Along the way, he met and married Vi Thorarinson, who had moved from Manitoba to Calgary, where she worked as a nurse at Alberta Children’s Hospital for 30 years. They would have three daughters and a son, instilling in all of them a work ethic and sense of community. The marriage would last 49 years, ending only when his wife died of leukemia in 2012.

Typical of Mr. Riddell’s outlook, he mourned her, but didn’t let the loss drag him down. Life went on, he knew, each day as important as the one that came before. There were grandchildren’s sporting events to attend, NHL hockey games to cheer at and, eventually, a new love, Maria-Liisa Barnby.

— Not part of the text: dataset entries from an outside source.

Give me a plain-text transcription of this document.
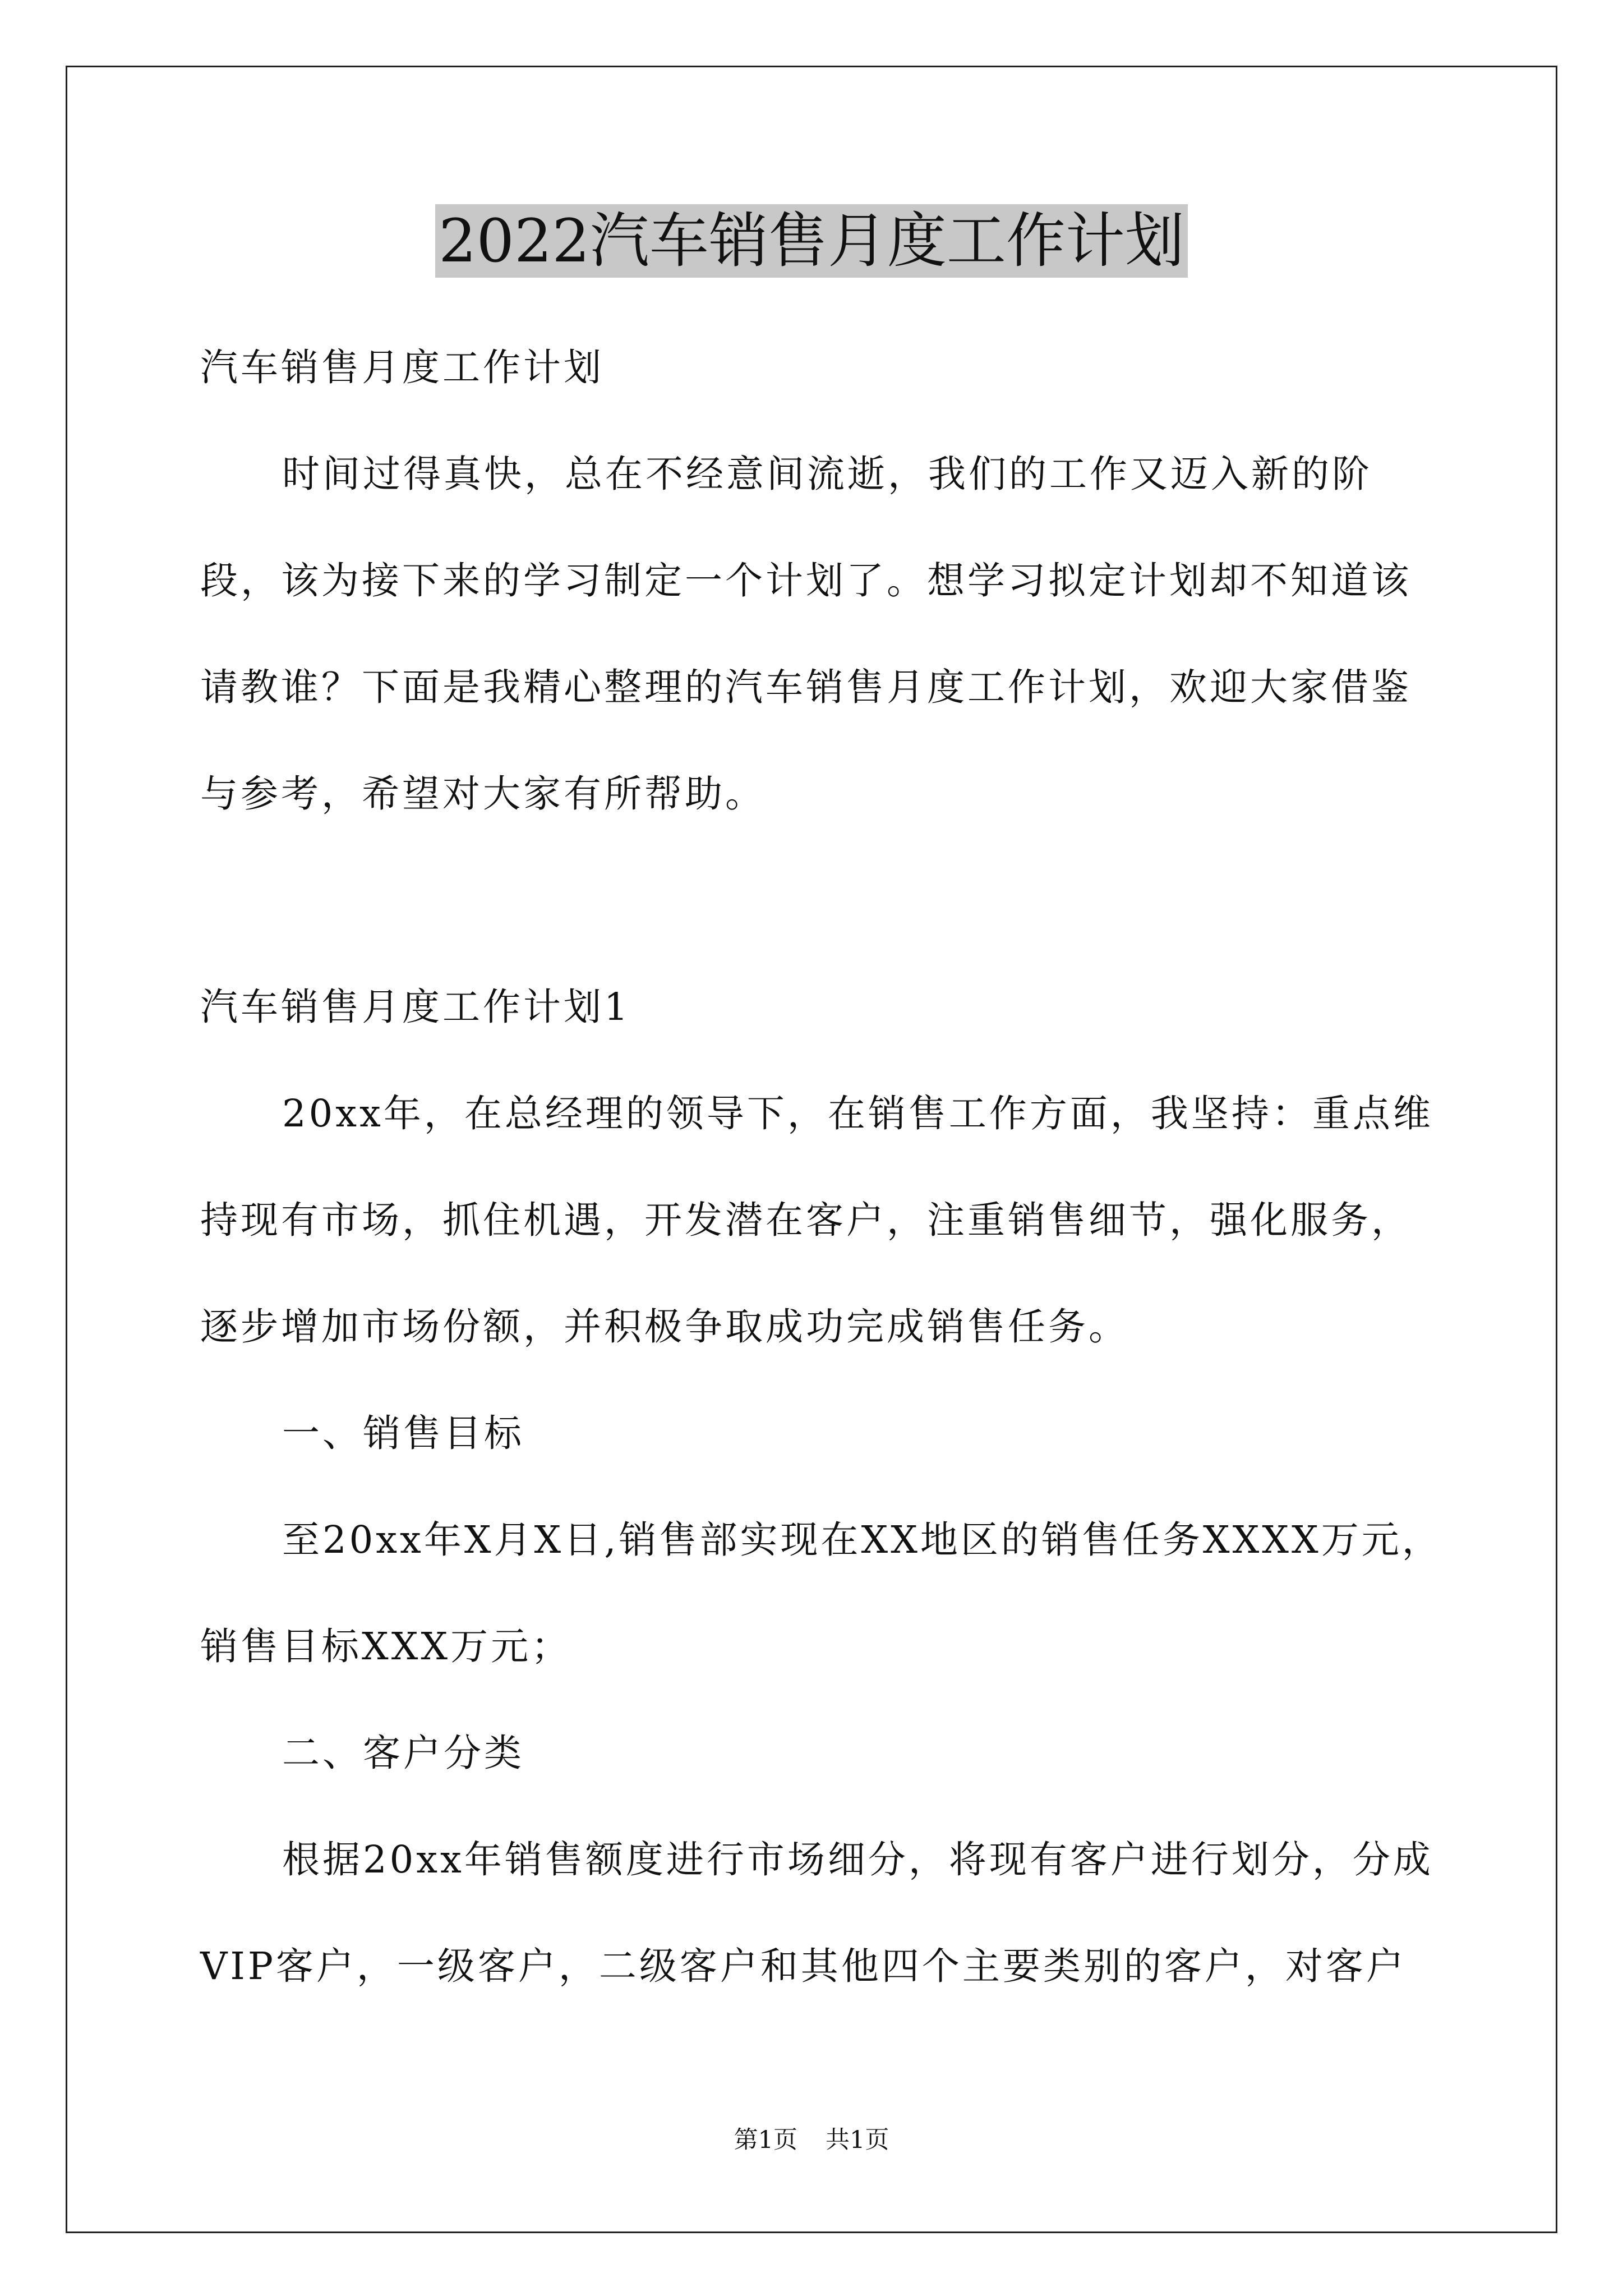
2022汽车销售月度工作计划

汽车销售月度工作计划

时间过得真快，总在不经意间流逝，我们的工作又迈入新的阶段，该为接下来的学习制定一个计划了。想学习拟定计划却不知道该请教谁？下面是我精心整理的汽车销售月度工作计划，欢迎大家借鉴与参考，希望对大家有所帮助。

汽车销售月度工作计划1

20xx年，在总经理的领导下，在销售工作方面，我坚持：重点维持现有市场，抓住机遇，开发潜在客户，注重销售细节，强化服务，逐步增加市场份额，并积极争取成功完成销售任务。

一、销售目标

至20xx年X月X日,销售部实现在XX地区的销售任务XXXX万元，销售目标XXX万元；

二、客户分类

根据20xx年销售额度进行市场细分，将现有客户进行划分，分成VIP客户，一级客户，二级客户和其他四个主要类别的客户，对客户

第1页 共1页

For 40 years, he played a weekly curling match and he loved golf with his buddies, even – or especially – when the stakes for the winner were no higher than a toonie. He had season tickets to the Flames, and to the team’s predecessor, the Calgary Cowboys of the short-lived World Hockey Association. Mr. King recalled that when he asked Mr. Riddell to come on board as an owner, his answer was that he had to go home and confer with his wife.

The next day, he said yes – and Mr. King said he fit in with the other owners as if he had always been there, travelling with them en masse as the team went all the way that season to the Stanley Cup finals, where they lost narrowly to the Tampa Bay Lightning.

In light of the Flames’ success that year, Mr. King recalls assuring Mr. Riddell that it wasn’t always that simple.

“He replied, ‘Ken, it sure seems simple to me.’ But really, he knew it wasn’t. It was, as he always said, the result of lots of hard work – because that’s how you make your luck.”

Mr. Riddell family counts his four children, Lynne, Sue, Jim and Brenda, and eight grandchildren.